POST WORLD WAR TWO: RE-ENACTMENTS AND SCULPTURES
Public reverence for Blaxland, Lawson & Wentworth did not abate with the birth of the nuclear age, though it did seem to express itself somewhat differently.
During the 50th Anniversary of Federation in 1951 the three explorers made an, almost literal, appearance in the service of national and local pride. Their memorial that year took the form of a re-enactment of their crossing of the Mountains with the members of a number of bushwalking groups chosen to play the role of the three explorers and their four servants. As their rigorously choreographed two-week (16-28 May) progress to Mount York proceeded they participated in a variety of local festivities in the various towns along the way.
[Re-enactment, May 1951. Blaxland, Lawson & Wentworth at Mount York. ]
To enhance the drama of the event, history was subjected to a good deal of poetic license. At Woodford the explorers were confronted by a group of local 'Aborigines' (scouts and cubs) who forced them to eat sausage snakes and witchetty grubs made of icing sugar. While, earlier, at a Jubilee Ball held in Glenbrook, the relationship between time and space underwent further distortion when the presence of the exploration party was momentarily forgotten as the guests were bailed up by the Kelly Gang.
The explorers were also escorted onto the newly established RAAF Base at Lapstone where Air Vice-Marshall McCauley congratulated them on subduing “this wild land” and informed them, with a suitable touch of Cold War paranoia, that “it is up to us to see that it is not taken from us”. (Blue Mountains Advertiser 24 May 1951.)
When the party finally reached Katoomba thousands of spectators lined Katoomba Street to watch the 'expedition' march triumphantly through the premier Mountain town.

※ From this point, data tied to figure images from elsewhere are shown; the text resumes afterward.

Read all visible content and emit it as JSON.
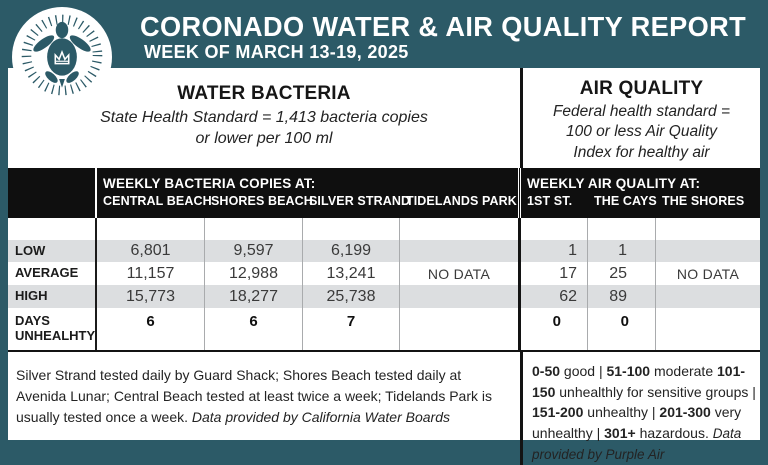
{
  "colors": {
    "teal": "#2c5a67",
    "header_band_black": "#0f0f0f",
    "row_stripe_gray": "#dcdee0",
    "panel_white": "#ffffff"
  },
  "header": {
    "title": "CORONADO WATER & AIR QUALITY REPORT",
    "subtitle": "WEEK OF MARCH 13-19, 2025",
    "logo_icon": "turtle-crown-icon"
  },
  "sections": {
    "water": {
      "heading": "WATER BACTERIA",
      "standard": "State Health Standard  = 1,413 bacteria copies\nor lower per 100 ml"
    },
    "air": {
      "heading": "AIR QUALITY",
      "standard": "Federal health standard =\n100 or less Air Quality\nIndex for healthy air"
    }
  },
  "table": {
    "water_group_label": "WEEKLY BACTERIA COPIES AT:",
    "air_group_label": "WEEKLY AIR QUALITY AT:",
    "water_columns": [
      "CENTRAL BEACH",
      "SHORES BEACH",
      "SILVER STRAND",
      "TIDELANDS PARK"
    ],
    "air_columns": [
      "1ST ST.",
      "THE CAYS",
      "THE SHORES"
    ],
    "rows": [
      {
        "label": "LOW",
        "water": [
          "6,801",
          "9,597",
          "6,199"
        ],
        "air": [
          "1",
          "1"
        ]
      },
      {
        "label": "AVERAGE",
        "water": [
          "11,157",
          "12,988",
          "13,241"
        ],
        "air": [
          "17",
          "25"
        ]
      },
      {
        "label": "HIGH",
        "water": [
          "15,773",
          "18,277",
          "25,738"
        ],
        "air": [
          "62",
          "89"
        ]
      },
      {
        "label": "DAYS\nUNHEALHTY",
        "water": [
          "6",
          "6",
          "7"
        ],
        "air": [
          "0",
          "0"
        ]
      }
    ],
    "tidelands_value": "NO DATA",
    "shores_value": "NO DATA"
  },
  "footer": {
    "water_note": "Silver Strand tested daily by Guard Shack; Shores Beach tested daily at Avenida Lunar; Central Beach tested at least twice a week; Tidelands Park is usually tested once a week.",
    "water_credit": "Data provided by California Water Boards",
    "aqi_segments": [
      {
        "text": "0-50",
        "bold": true
      },
      {
        "text": " good | ",
        "bold": false
      },
      {
        "text": "51-100",
        "bold": true
      },
      {
        "text": " moderate ",
        "bold": false
      },
      {
        "text": "101-150",
        "bold": true
      },
      {
        "text": " unhealthly for sensitive groups | ",
        "bold": false
      },
      {
        "text": "151-200",
        "bold": true
      },
      {
        "text": " unhealthy | ",
        "bold": false
      },
      {
        "text": "201-300",
        "bold": true
      },
      {
        "text": " very unhealthy | ",
        "bold": false
      },
      {
        "text": "301+",
        "bold": true
      },
      {
        "text": " hazardous. ",
        "bold": false
      }
    ],
    "air_credit": "Data provided by Purple Air"
  }
}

This stirring and dramatic street theatre was so successful in 1951 that it was repeated for the expedition's sesquicentenary in 1963. Again, bushwalkers played the main roles and a two-week march allowed a programme of events to include all the Mountain centres. Once more, history was subjected to the dramatic flourishes of poetic license, most notably (and ironically) when the party arrived at the Explorers' Tree and were subjected to an 'attack' by local 'Aborigines'. No sharing of culinary cultures this time!!

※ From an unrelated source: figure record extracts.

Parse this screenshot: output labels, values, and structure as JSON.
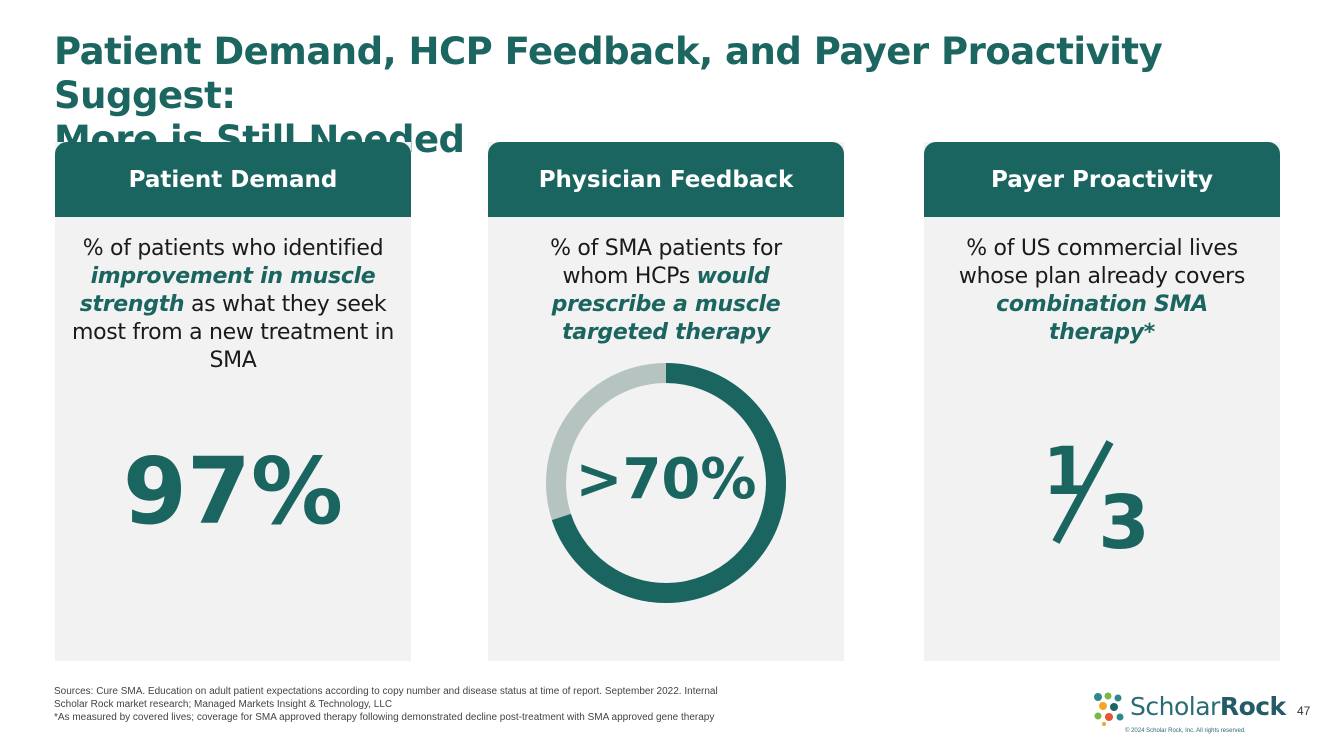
{
  "slide": {
    "title_line1": "Patient Demand, HCP Feedback, and Payer Proactivity Suggest:",
    "title_line2": "More is Still Needed",
    "page_number": "47"
  },
  "colors": {
    "brand": "#1b6560",
    "ring_light": "#b5c4c1",
    "card_bg": "#f2f2f2"
  },
  "cards": [
    {
      "header": "Patient Demand",
      "text_a": "% of patients who identified ",
      "emphasis": "improvement in muscle strength",
      "text_b": " as what they seek most from a new treatment in SMA",
      "stat": "97%"
    },
    {
      "header": "Physician Feedback",
      "text_a": "% of SMA patients for whom HCPs ",
      "emphasis": "would prescribe a muscle targeted therapy",
      "text_b": "",
      "stat": ">70%",
      "ring_fraction": 0.7
    },
    {
      "header": "Payer Proactivity",
      "text_a": "% of US commercial lives whose plan already covers ",
      "emphasis": "combination SMA therapy",
      "text_b": "*",
      "stat_numerator": "1",
      "stat_denominator": "3"
    }
  ],
  "footnotes": [
    "Sources: Cure SMA. Education on adult patient expectations according to copy number and disease status at time of report. September 2022. Internal",
    "Scholar Rock market research; Managed Markets Insight & Technology, LLC",
    "*As measured by covered lives; coverage for SMA approved therapy following demonstrated decline post-treatment with SMA approved gene therapy"
  ],
  "logo": {
    "name_light": "Scholar",
    "name_bold": "Rock",
    "copyright": "© 2024 Scholar Rock, Inc. All rights reserved."
  }
}
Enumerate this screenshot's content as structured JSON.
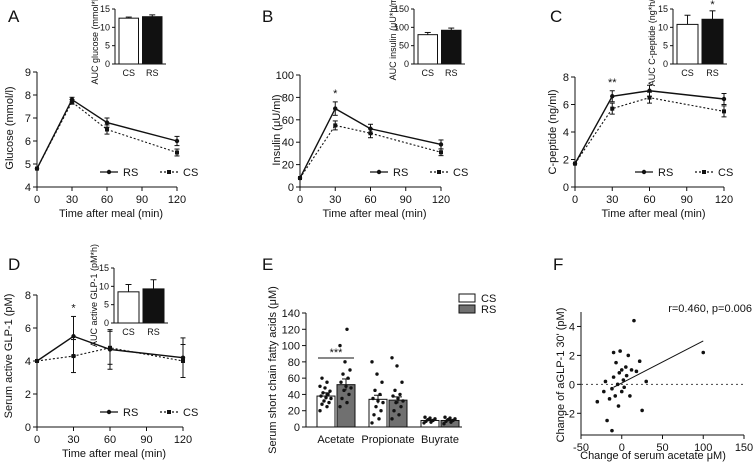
{
  "chart_data": [
    {
      "panel": "A",
      "type": "line",
      "xlabel": "Time after meal (min)",
      "ylabel": "Glucose (mmol/l)",
      "x": [
        0,
        30,
        60,
        120
      ],
      "xticks": [
        0,
        30,
        60,
        90,
        120
      ],
      "yticks": [
        4,
        5,
        6,
        7,
        8,
        9
      ],
      "ylim": [
        4,
        9
      ],
      "xlim": [
        0,
        120
      ],
      "series": [
        {
          "name": "RS",
          "style": "solid",
          "values": [
            4.8,
            7.8,
            6.8,
            6.0
          ],
          "err": [
            0,
            0.1,
            0.2,
            0.2
          ]
        },
        {
          "name": "CS",
          "style": "dotted",
          "values": [
            4.8,
            7.7,
            6.5,
            5.5
          ],
          "err": [
            0,
            0.1,
            0.2,
            0.15
          ]
        }
      ],
      "legend": [
        "RS",
        "CS"
      ],
      "inset": {
        "type": "bar",
        "ylabel": "AUC glucose (mmol*h/l)",
        "categories": [
          "CS",
          "RS"
        ],
        "values": [
          12.5,
          12.9
        ],
        "err": [
          0.3,
          0.5
        ],
        "ylim": [
          0,
          15
        ],
        "yticks": [
          0,
          5,
          10,
          15
        ],
        "significance": []
      },
      "annotations": []
    },
    {
      "panel": "B",
      "type": "line",
      "xlabel": "Time after meal (min)",
      "ylabel": "Insulin (μU/ml)",
      "x": [
        0,
        30,
        60,
        120
      ],
      "xticks": [
        0,
        30,
        60,
        90,
        120
      ],
      "yticks": [
        0,
        20,
        40,
        60,
        80,
        100
      ],
      "ylim": [
        0,
        100
      ],
      "xlim": [
        0,
        120
      ],
      "series": [
        {
          "name": "RS",
          "style": "solid",
          "values": [
            8,
            70,
            52,
            38
          ],
          "err": [
            0,
            6,
            4,
            4
          ]
        },
        {
          "name": "CS",
          "style": "dotted",
          "values": [
            8,
            55,
            48,
            31
          ],
          "err": [
            0,
            4,
            4,
            3
          ]
        }
      ],
      "legend": [
        "RS",
        "CS"
      ],
      "inset": {
        "type": "bar",
        "ylabel": "AUC insulin (μU*h/ml)",
        "categories": [
          "CS",
          "RS"
        ],
        "values": [
          80,
          92
        ],
        "err": [
          6,
          6
        ],
        "ylim": [
          0,
          150
        ],
        "yticks": [
          0,
          50,
          100,
          150
        ],
        "significance": []
      },
      "annotations": [
        {
          "x": 30,
          "text": "*"
        }
      ]
    },
    {
      "panel": "C",
      "type": "line",
      "xlabel": "Time after meal (min)",
      "ylabel": "C-peptide (ng/ml)",
      "x": [
        0,
        30,
        60,
        120
      ],
      "xticks": [
        0,
        30,
        60,
        90,
        120
      ],
      "yticks": [
        0,
        2,
        4,
        6,
        8
      ],
      "ylim": [
        0,
        8
      ],
      "xlim": [
        0,
        120
      ],
      "series": [
        {
          "name": "RS",
          "style": "solid",
          "values": [
            1.7,
            6.6,
            7.0,
            6.4
          ],
          "err": [
            0,
            0.4,
            0.4,
            0.4
          ]
        },
        {
          "name": "CS",
          "style": "dotted",
          "values": [
            1.7,
            5.7,
            6.5,
            5.5
          ],
          "err": [
            0,
            0.4,
            0.4,
            0.4
          ]
        }
      ],
      "legend": [
        "RS",
        "CS"
      ],
      "inset": {
        "type": "bar",
        "ylabel": "AUC C-peptide (ng*h/ml)",
        "categories": [
          "CS",
          "RS"
        ],
        "values": [
          10.8,
          12.2
        ],
        "err": [
          2.5,
          2.3
        ],
        "ylim": [
          0,
          15
        ],
        "yticks": [
          0,
          5,
          10,
          15
        ],
        "significance": [
          {
            "text": "*",
            "category": "RS"
          }
        ]
      },
      "annotations": [
        {
          "x": 30,
          "text": "**"
        }
      ]
    },
    {
      "panel": "D",
      "type": "line",
      "xlabel": "Time after meal (min)",
      "ylabel": "Serum active GLP-1 (pM)",
      "x": [
        0,
        30,
        60,
        120
      ],
      "xticks": [
        0,
        30,
        60,
        90,
        120
      ],
      "yticks": [
        0,
        2,
        4,
        6,
        8
      ],
      "ylim": [
        0,
        8
      ],
      "xlim": [
        0,
        120
      ],
      "series": [
        {
          "name": "RS",
          "style": "solid",
          "values": [
            4.0,
            5.5,
            4.7,
            4.2
          ],
          "err": [
            0,
            1.2,
            1.2,
            1.2
          ]
        },
        {
          "name": "CS",
          "style": "dotted",
          "values": [
            4.0,
            4.3,
            4.8,
            4.0
          ],
          "err": [
            0,
            1.0,
            1.0,
            1.0
          ]
        }
      ],
      "legend": [
        "RS",
        "CS"
      ],
      "inset": {
        "type": "bar",
        "ylabel": "AUC active GLP-1 (pM*h)",
        "categories": [
          "CS",
          "RS"
        ],
        "values": [
          8.5,
          9.3
        ],
        "err": [
          2.0,
          2.5
        ],
        "ylim": [
          0,
          15
        ],
        "yticks": [
          0,
          5,
          10,
          15
        ],
        "significance": []
      },
      "annotations": [
        {
          "x": 30,
          "text": "*"
        }
      ]
    },
    {
      "panel": "E",
      "type": "bar",
      "ylabel": "Serum short chain fatty acids (μM)",
      "categories": [
        "Acetate",
        "Propionate",
        "Buyrate"
      ],
      "ylim": [
        0,
        140
      ],
      "yticks": [
        0,
        20,
        40,
        60,
        80,
        100,
        120,
        140
      ],
      "series": [
        {
          "name": "CS",
          "color": "#ffffff",
          "values": [
            38,
            34,
            8
          ],
          "err": [
            4,
            5,
            1
          ]
        },
        {
          "name": "RS",
          "color": "#707070",
          "values": [
            52,
            33,
            8
          ],
          "err": [
            7,
            4,
            1
          ]
        }
      ],
      "legend": [
        "CS",
        "RS"
      ],
      "significance": [
        {
          "category": "Acetate",
          "text": "***"
        }
      ],
      "points": {
        "Acetate": {
          "CS": [
            20,
            25,
            28,
            30,
            32,
            35,
            36,
            38,
            40,
            42,
            44,
            48,
            50,
            55,
            60
          ],
          "RS": [
            25,
            30,
            35,
            40,
            45,
            48,
            50,
            55,
            60,
            65,
            70,
            80,
            100,
            120
          ]
        },
        "Propionate": {
          "CS": [
            5,
            10,
            15,
            20,
            25,
            30,
            32,
            35,
            40,
            45,
            55,
            65,
            80
          ],
          "RS": [
            10,
            15,
            20,
            25,
            30,
            32,
            35,
            38,
            40,
            45,
            55,
            75,
            85
          ]
        },
        "Buyrate": {
          "CS": [
            5,
            6,
            7,
            8,
            9,
            10,
            11,
            12
          ],
          "RS": [
            4,
            6,
            7,
            8,
            9,
            10,
            11,
            12
          ]
        }
      }
    },
    {
      "panel": "F",
      "type": "scatter",
      "xlabel": "Change of serum acetate μM)",
      "ylabel": "Change of aGLP-1 30' (pM)",
      "xlim": [
        -50,
        150
      ],
      "ylim": [
        -3.5,
        5
      ],
      "xticks": [
        -50,
        0,
        50,
        100,
        150
      ],
      "yticks": [
        -2,
        0,
        2,
        4
      ],
      "annotation": "r=0.460, p=0.006",
      "fit": {
        "x": [
          -10,
          100
        ],
        "y": [
          -0.2,
          3.0
        ]
      },
      "points": [
        [
          -30,
          -1.2
        ],
        [
          -22,
          -0.5
        ],
        [
          -20,
          0.2
        ],
        [
          -18,
          -2.5
        ],
        [
          -15,
          -1.0
        ],
        [
          -12,
          -0.3
        ],
        [
          -10,
          0.5
        ],
        [
          -10,
          2.2
        ],
        [
          -8,
          -0.8
        ],
        [
          -7,
          1.5
        ],
        [
          -5,
          0.0
        ],
        [
          -4,
          -1.5
        ],
        [
          -3,
          0.8
        ],
        [
          -2,
          2.3
        ],
        [
          0,
          -0.5
        ],
        [
          0,
          1.0
        ],
        [
          2,
          0.3
        ],
        [
          3,
          -0.2
        ],
        [
          5,
          1.2
        ],
        [
          6,
          0.6
        ],
        [
          8,
          2.0
        ],
        [
          10,
          -0.8
        ],
        [
          12,
          1.0
        ],
        [
          15,
          4.4
        ],
        [
          18,
          0.9
        ],
        [
          22,
          1.6
        ],
        [
          25,
          -1.8
        ],
        [
          30,
          0.2
        ],
        [
          100,
          2.2
        ],
        [
          -12,
          -3.2
        ]
      ]
    }
  ]
}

[Re-enactment, May 1951. Blaxland, Lawson & Wentworth arrive in Katoomba.]
In 1959 a Sydney publisher, Oswald Ziegler, canvassed support in the Mountains for a plan to memorialise the three explorers on a hitherto unheard of scale. As part of a proposed luxury hotel and resort to be built on the cliffs above the Grose Valley at Blackheath, he proposed that a huge rock tableau featuring relief figures of the explorers be carved by a team of Australia's best sculptors into the cliff face opposite Govett's Leap. “Using pneumatic drills and gelignite charges”, he said, “sculptors and workmen would work on platforms hung hundreds of feet above the Grose Valley.” His grand vision was of an Australian 'Mount Rushmore', an inscription of the landscape in recognition of a process, begun by BW&L, of colonising a mountain wilderness once thought impregnable.

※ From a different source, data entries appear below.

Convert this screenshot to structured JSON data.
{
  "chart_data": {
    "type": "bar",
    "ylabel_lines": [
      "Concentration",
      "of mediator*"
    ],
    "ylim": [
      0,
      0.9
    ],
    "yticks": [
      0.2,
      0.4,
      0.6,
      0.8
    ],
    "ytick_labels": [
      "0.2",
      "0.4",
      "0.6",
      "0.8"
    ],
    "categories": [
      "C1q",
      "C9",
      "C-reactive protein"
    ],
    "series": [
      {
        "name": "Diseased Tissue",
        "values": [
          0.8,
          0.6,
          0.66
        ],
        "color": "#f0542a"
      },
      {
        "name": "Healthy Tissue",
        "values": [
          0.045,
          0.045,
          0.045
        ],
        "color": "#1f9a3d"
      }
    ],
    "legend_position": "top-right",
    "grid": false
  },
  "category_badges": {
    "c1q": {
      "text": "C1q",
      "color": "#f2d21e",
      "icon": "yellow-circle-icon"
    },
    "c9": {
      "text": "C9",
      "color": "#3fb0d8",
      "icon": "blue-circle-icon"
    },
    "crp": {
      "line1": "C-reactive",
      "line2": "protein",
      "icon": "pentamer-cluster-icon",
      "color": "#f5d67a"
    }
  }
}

This extraordinary proposal apparently received the support of Hal Missingham, Director of the Art Gallery of NSW, and leading Australian sculptor Lyndon Dadswell. The Mayor of the Blue Mountains, Alderman Aubrey Murphy, enthusiastically gave his support too, claiming that the scheme “would lure thousands more tourists to the Blue Mountains”. (Sunday Telegraph 17 May 1959.) Neither the resort nor the memorial ever got off the ground!
In the late1960s a sculpture project of much more modest proportions was in fact carried out, not at Blackheath but among the other memorials on the hallowed ground of Mount York. It was a work of private rather than public initiative. Constructed over several years by Rex Gilroy and his father, William, managers of the Mount York Natural History Museum, the monument consisted of the busts of the three explorers placed on top of a solid, slightly curved base. The busts were the work of sculptor Josef Nesteriuk and the completed monument was unveiled by H. G. Coates, State Member for the Blue Mountains, on 14 December 1969. In recent years the memorial has fallen victim to vandals who knocked one of the heads off and left it in the bush some distance away. The Council has removed the other two for safekeeping.